Das Schlusskapitel steht antithetisch zu den vorangehenden unter dem Motto „Lob des Unreinen“ und ruft – anknüpfend an die Ausgangsthesen – dazu auf, in der Abhängigkeit des „Hasses“ von eindeutigen Zuschreibungen seine größte Schwäche zu erkennen, um von dort aus die liberale, offene Gesellschaft zu verteidigen. Wichtig sei es, die grundlegenden Bedingungen und Strukturen von Hass, mangelnder Wahrnehmung und Ausgrenzung aufzudecken. Dieser sei – spätestens hier wird der Einfluss Judith Butlers auf die Autorin klar ersichtlich – mit einer Kultur zu begegnen, die sich konträr durch Pluralität, Zweifel, Ironie sowie Selbstkritik auszeichne und in immer neuen Prozessen des Aushandelns und wechselseitigen Lernens zum Ausdruck komme. Es müsse deutlich werden, dass „die gelebte und respektierte Vielfalt der Anderen […] nicht nur deren Individualität [schützt], sondern auch meine eigene.“ (S. 195).
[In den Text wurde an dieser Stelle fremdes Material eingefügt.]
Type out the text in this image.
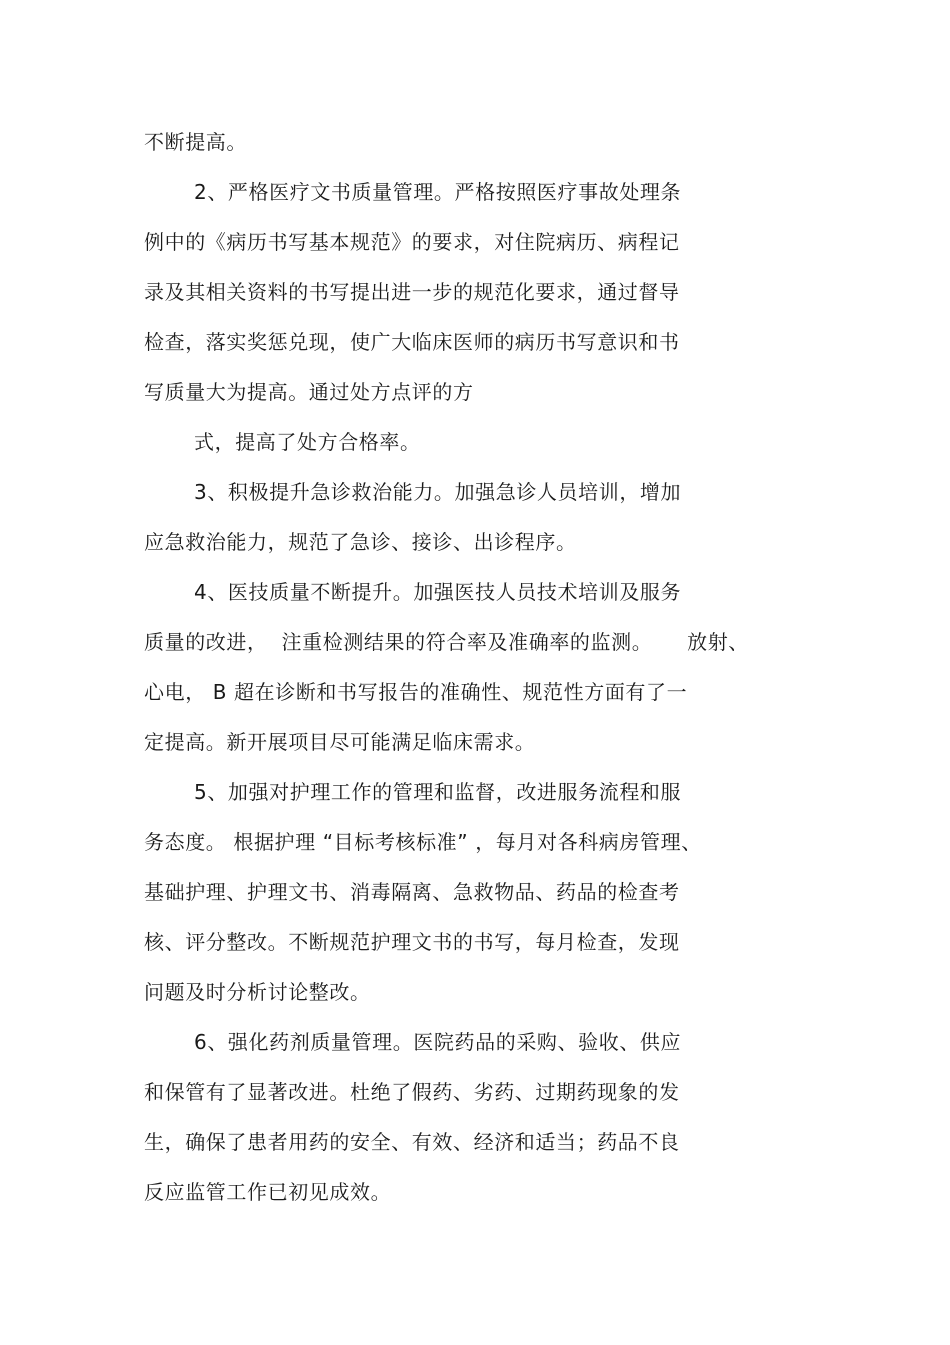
不断提高。
2、严格医疗文书质量管理。严格按照医疗事故处理条
例中的《病历书写基本规范》的要求，对住院病历、病程记
录及其相关资料的书写提出进一步的规范化要求，通过督导
检查，落实奖惩兑现，使广大临床医师的病历书写意识和书
写质量大为提高。通过处方点评的方
式，提高了处方合格率。
3、积极提升急诊救治能力。加强急诊人员培训，增加
应急救治能力，规范了急诊、接诊、出诊程序。
4、医技质量不断提升。加强医技人员技术培训及服务
质量的改进，  注重检测结果的符合率及准确率的监测。     放射、
心电， B 超在诊断和书写报告的准确性、规范性方面有了一
定提高。新开展项目尽可能满足临床需求。
5、加强对护理工作的管理和监督，改进服务流程和服
务态度。 根据护理 “目标考核标准” ，每月对各科病房管理、
基础护理、护理文书、消毒隔离、急救物品、药品的检查考
核、评分整改。不断规范护理文书的书写，每月检查，发现
问题及时分析讨论整改。
6、强化药剂质量管理。医院药品的采购、验收、供应
和保管有了显著改进。杜绝了假药、劣药、过期药现象的发
生，确保了患者用药的安全、有效、经济和适当；药品不良
反应监管工作已初见成效。
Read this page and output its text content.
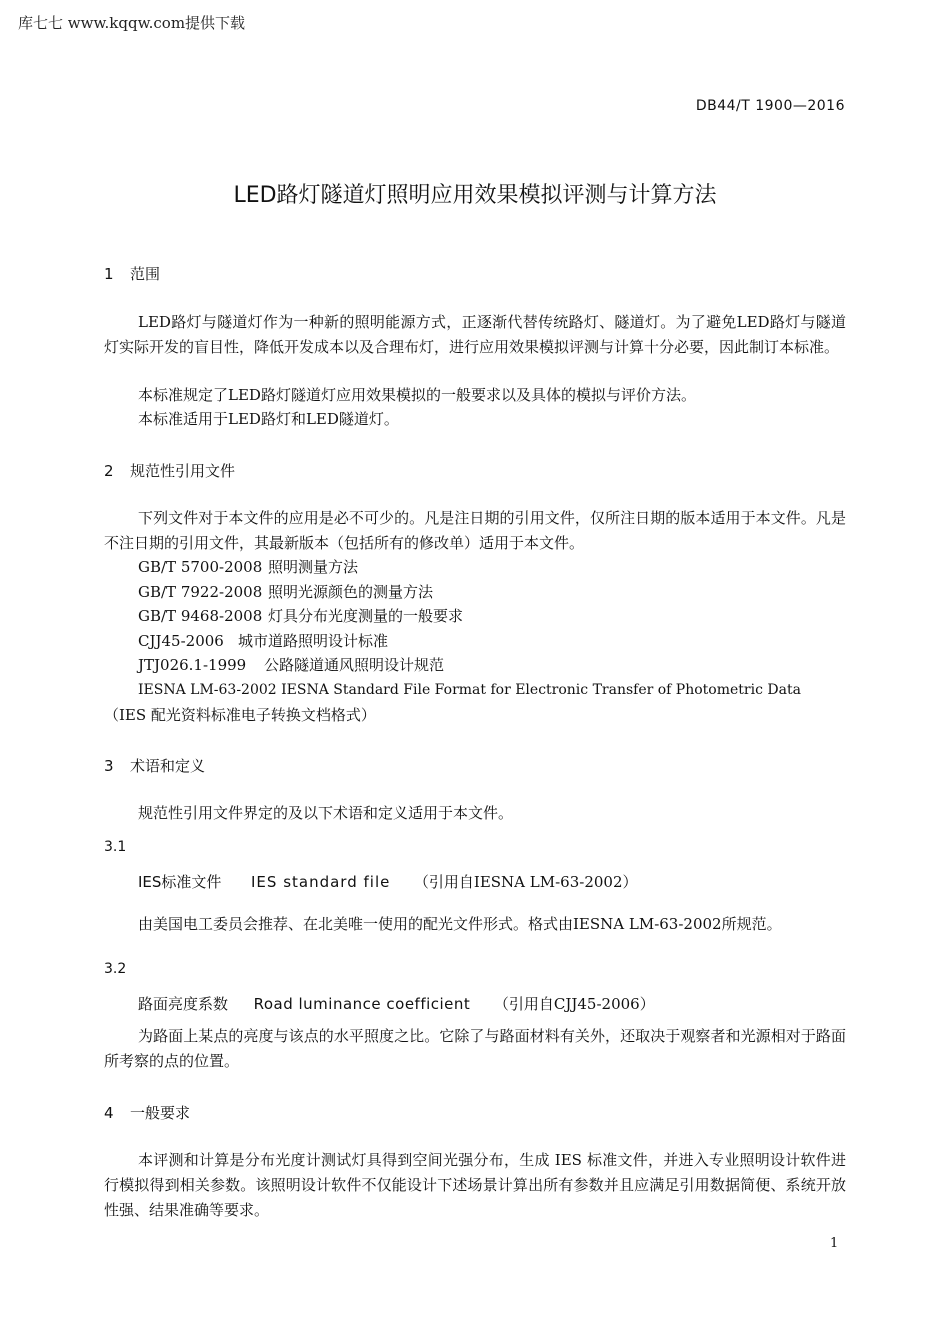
库七七 www.kqqw.com提供下载
DB44/T 1900—2016
LED路灯隧道灯照明应用效果模拟评测与计算方法
1 范围
LED路灯与隧道灯作为一种新的照明能源方式，正逐渐代替传统路灯、隧道灯。为了避免LED路灯与隧道灯实际开发的盲目性，降低开发成本以及合理布灯，进行应用效果模拟评测与计算十分必要，因此制订本标准。
本标准规定了LED路灯隧道灯应用效果模拟的一般要求以及具体的模拟与评价方法。
本标准适用于LED路灯和LED隧道灯。
2 规范性引用文件
下列文件对于本文件的应用是必不可少的。凡是注日期的引用文件，仅所注日期的版本适用于本文件。凡是不注日期的引用文件，其最新版本（包括所有的修改单）适用于本文件。
GB/T 5700-2008 照明测量方法
GB/T 7922-2008 照明光源颜色的测量方法
GB/T 9468-2008 灯具分布光度测量的一般要求
CJJ45-2006 城市道路照明设计标准
JTJ026.1-1999 公路隧道通风照明设计规范
IESNA LM-63-2002 IESNA Standard File Format for Electronic Transfer of Photometric Data
（IES 配光资料标准电子转换文档格式）
3 术语和定义
规范性引用文件界定的及以下术语和定义适用于本文件。
3.1
IES标准文件 IES standard file （引用自IESNA LM-63-2002）
由美国电工委员会推荐、在北美唯一使用的配光文件形式。格式由IESNA LM-63-2002所规范。
3.2
路面亮度系数 Road luminance coefficient （引用自CJJ45-2006）
为路面上某点的亮度与该点的水平照度之比。它除了与路面材料有关外，还取决于观察者和光源相对于路面所考察的点的位置。
4 一般要求
本评测和计算是分布光度计测试灯具得到空间光强分布，生成 IES 标准文件，并进入专业照明设计软件进行模拟得到相关参数。该照明设计软件不仅能设计下述场景计算出所有参数并且应满足引用数据简便、系统开放性强、结果准确等要求。
1
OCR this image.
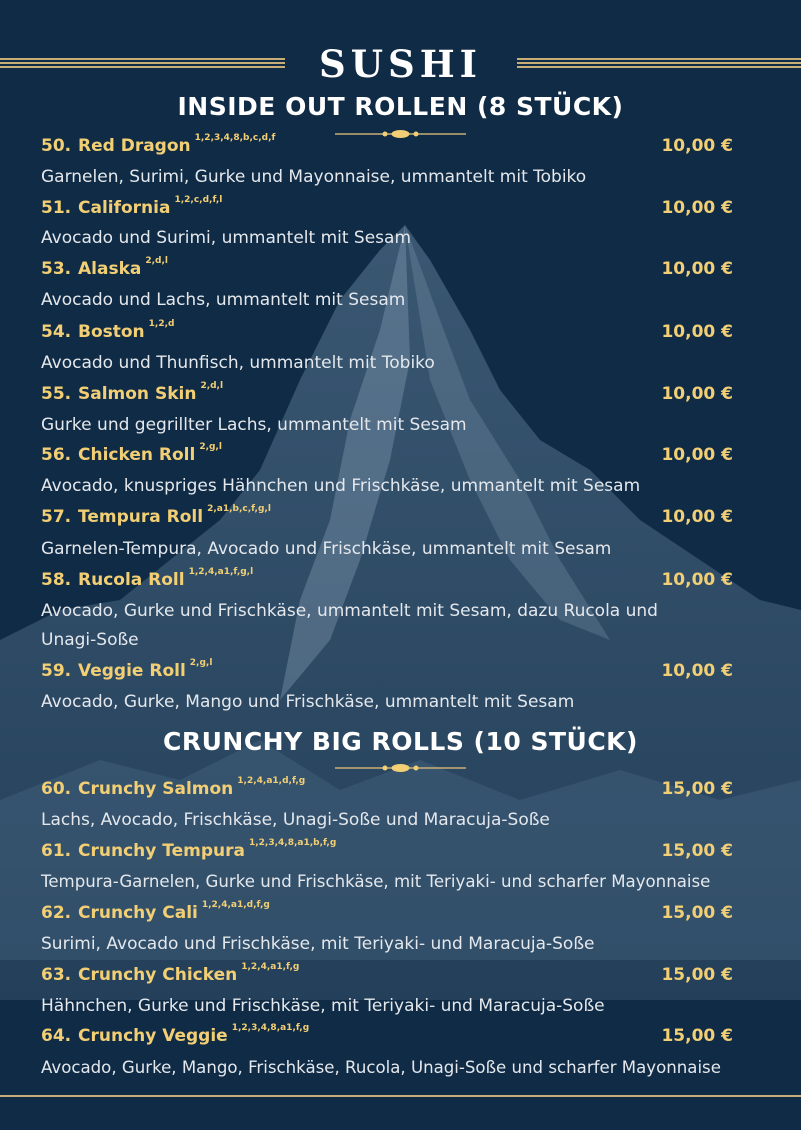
SUSHI
INSIDE OUT ROLLEN (8 STÜCK)
50. Red Dragon $^{1,2,3,4,8,b,c,d,f}$	10,00 €
Garnelen, Surimi, Gurke und Mayonnaise, ummantelt mit Tobiko
51. California $^{1,2,c,d,f,l}$	10,00 €
Avocado und Surimi, ummantelt mit Sesam
53. Alaska $^{2,d,l}$	10,00 €
Avocado und Lachs, ummantelt mit Sesam
54. Boston $^{1,2,d}$	10,00 €
Avocado und Thunfisch, ummantelt mit Tobiko
55. Salmon Skin $^{2,d,l}$	10,00 €
Gurke und gegrillter Lachs, ummantelt mit Sesam
56. Chicken Roll $^{2,g,l}$	10,00 €
Avocado, knuspriges Hähnchen und Frischkäse, ummantelt mit Sesam
57. Tempura Roll $^{2,a1,b,c,f,g,l}$	10,00 €
Garnelen-Tempura, Avocado und Frischkäse, ummantelt mit Sesam
58. Rucola Roll $^{1,2,4,a1,f,g,l}$	10,00 €
Avocado, Gurke und Frischkäse, ummantelt mit Sesam, dazu Rucola und
Unagi-Soße
59. Veggie Roll $^{2,g,l}$	10,00 €
Avocado, Gurke, Mango und Frischkäse, ummantelt mit Sesam
CRUNCHY BIG ROLLS (10 STÜCK)
60. Crunchy Salmon $^{1,2,4,a1,d,f,g}$	15,00 €
Lachs, Avocado, Frischkäse, Unagi-Soße und Maracuja-Soße
61. Crunchy Tempura $^{1,2,3,4,8,a1,b,f,g}$	15,00 €
Tempura-Garnelen, Gurke und Frischkäse, mit Teriyaki- und scharfer Mayonnaise
62. Crunchy Cali $^{1,2,4,a1,d,f,g}$	15,00 €
Surimi, Avocado und Frischkäse, mit Teriyaki- und Maracuja-Soße
63. Crunchy Chicken $^{1,2,4,a1,f,g}$	15,00 €
Hähnchen, Gurke und Frischkäse, mit Teriyaki- und Maracuja-Soße
64. Crunchy Veggie $^{1,2,3,4,8,a1,f,g}$	15,00 €
Avocado, Gurke, Mango, Frischkäse, Rucola, Unagi-Soße und scharfer Mayonnaise
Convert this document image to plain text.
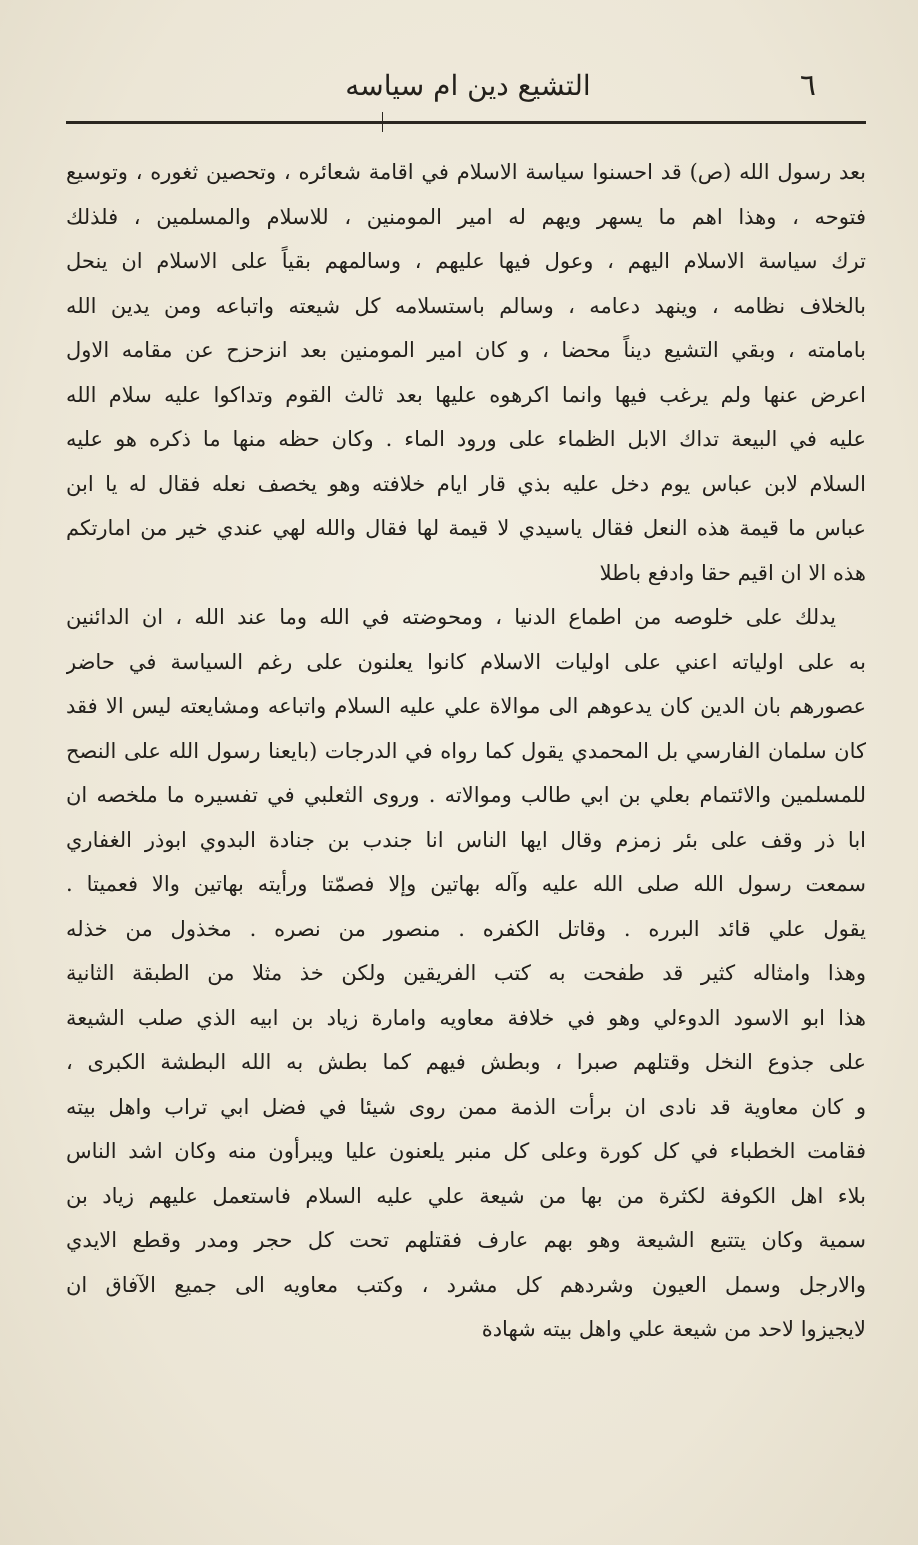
٦
التشيع دين ام سياسه
بعد رسول الله (ص) قد احسنوا سياسة الاسلام في اقامة شعائره ، وتحصين ثغوره ، وتوسيع
فتوحه ، وهذا اهم ما يسهر ويهم له امير المومنين ، للاسلام والمسلمين ، فلذلك
ترك سياسة الاسلام اليهم ، وعول فيها عليهم ، وسالمهم بقياً على الاسلام ان ينحل
بالخلاف نظامه ، وينهد دعامه ، وسالم باستسلامه كل شيعته واتباعه ومن يدين الله
بامامته ، وبقي التشيع ديناً محضا ، و كان امير المومنين بعد انزحزح عن مقامه الاول
اعرض عنها ولم يرغب فيها وانما اكرهوه عليها بعد ثالث القوم وتداكوا عليه سلام الله
عليه في البيعة تداك الابل الظماء على ورود الماء . وكان حظه منها ما ذكره هو عليه
السلام لابن عباس يوم دخل عليه بذي قار ايام خلافته وهو يخصف نعله فقال له يا ابن
عباس ما قيمة هذه النعل فقال ياسيدي لا قيمة لها فقال والله لهي عندي خير من امارتكم
هذه الا ان اقيم حقا وادفع باطلا
يدلك على خلوصه من اطماع الدنيا ، ومحوضته في الله وما عند الله ، ان الدائنين
به على اولياته اعني على اوليات الاسلام كانوا يعلنون على رغم السياسة في حاضر
عصورهم بان الدين كان يدعوهم الى موالاة علي عليه السلام واتباعه ومشايعته ليس الا فقد
كان سلمان الفارسي بل المحمدي يقول كما رواه في الدرجات (بايعنا رسول الله على النصح
للمسلمين والائتمام بعلي بن ابي طالب وموالاته . وروى الثعلبي في تفسيره ما ملخصه ان
ابا ذر وقف على بئر زمزم وقال ايها الناس انا جندب بن جنادة البدوي ابوذر الغفاري
سمعت رسول الله صلى الله عليه وآله بهاتين وإلا فصمّتا ورأيته بهاتين والا فعميتا .
يقول علي قائد البرره . وقاتل الكفره . منصور من نصره . مخذول من خذله
وهذا وامثاله كثير قد طفحت به كتب الفريقين ولكن خذ مثلا من الطبقة الثانية
هذا ابو الاسود الدوءلي وهو في خلافة معاويه وامارة زياد بن ابيه الذي صلب الشيعة
على جذوع النخل وقتلهم صبرا ، وبطش فيهم كما بطش به الله البطشة الكبرى ،
و كان معاوية قد نادى ان برأت الذمة ممن روى شيئا في فضل ابي تراب واهل بيته
فقامت الخطباء في كل كورة وعلى كل منبر يلعنون عليا ويبرأون منه وكان اشد الناس
بلاء اهل الكوفة لكثرة من بها من شيعة علي عليه السلام فاستعمل عليهم زياد بن
سمية وكان يتتبع الشيعة وهو بهم عارف فقتلهم تحت كل حجر ومدر وقطع الايدي
والارجل وسمل العيون وشردهم كل مشرد ، وكتب معاويه الى جميع الآفاق ان
لايجيزوا لاحد من شيعة علي واهل بيته شهادة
Denn es sei nicht allein Aufgabe der Opfer, sich gegen strukturelles Unrecht zur Wehr zu setzen; vielmehr seien alle gesellschaftlichen Akteure einzubinden. Es müsse eine „Praxis des Resignifizierens“ (S. 213) geübt werden, die festgefahrene Wahrnehmungsmechanismen und Zuschreiben durchkreuze. Neben rationalen Argumentationsmustern seien dabei auch die menschlichen Affekte und die Phantasie anzusprechen, um – eine etwas poetisch anmutende Formulierung – „Geschichten vom Glück“ (S. 216) zu entwerfen.

Mit dieser positiven Schlusswendung formuliert Emcke einen nachdrücklichen, nach fast zehn Jahren vielleicht sogar relevanter wirkenden Appell und gibt ansatzweise Impulse, wie Pluralität auf andere als rein argumentative Weise in die Öffentlichkeit getragen werden kann.

Entsprechend zeichnet sich ihr Beitrag selbst durch eine – manchmal recht assoziativ wirkende – Mischung aus philosophischen Anspielungen, literarisch-anekdotischen Veranschaulichungen und aktuellen Gesellschaftsanalysen aus. Am Beginn jedes Kapitels finden sich ein Zitat und – dies gehört zu den eindringlichsten Momenten der Lektüre – eine literarische Szene oder anekdotische Wiedergabe realer Ereignisse. Außerdem greift die Argumentation auf Begriffsreflexionen etwa über „Sorge“, „Volk“, „Pluralität“ und „Wahrhaftigkeit“ (nicht aber „Hass“) zurück. Gar nicht abgebildet werden kann die – mitunter verwirrende – Fülle von Ausführungen zu Anschlussthemen, wie den Diskussionen um ein Kopftuchverbot, dem Umgang mit Transpersonen oder persönlichen Erfahrungen der Autorin mit der Ausgrenzung Homosexueller. Eine gewisse Eklektik und auf schnellen Distinktionsgewinn zielende Darstellungsweise, wie sie damalige Rezensenten kritisiert haben, ist also nicht zu bestreiten. Doch ist zu bedenken, dass sich darin der diskursive Ansatz spiegelt, den die im Erscheinungsjahr mit dem Friedenspreis des Deutschen Buchhandels ausgezeichnete Publizistin propagiert. Obgleich viele der von ihr angeführten Einzelbeobachtungen und Gedanken also durchaus bekannt sind, verleiht die Verknüpfung der Ausgangsthese mit den durchgängig formulierten Forderungen nach mehr Ambivalenz und Pluralität dem Band übergreifende Geschlossenheit.

Kritisch zu bedenken ist allerdings in der Tat, wer der Adressat dieses Textes sein soll, wenn er nicht nur – wie Adam Soboczynski in der ZEIT (44/2016) formuliert -„die volkspädagogisch wichtige Funktion einer bürgerlichen Selbstvergewisserung über grundlegende ethische Standards“ bieten soll. Für diejenigen jedenfalls, die sich für Menschenrechte und Meinungsfreiheit interessieren, bietet Emcke allemal einen bedenkenswerten Debattenbeitrag und eine empfehlenswerte Lektüre.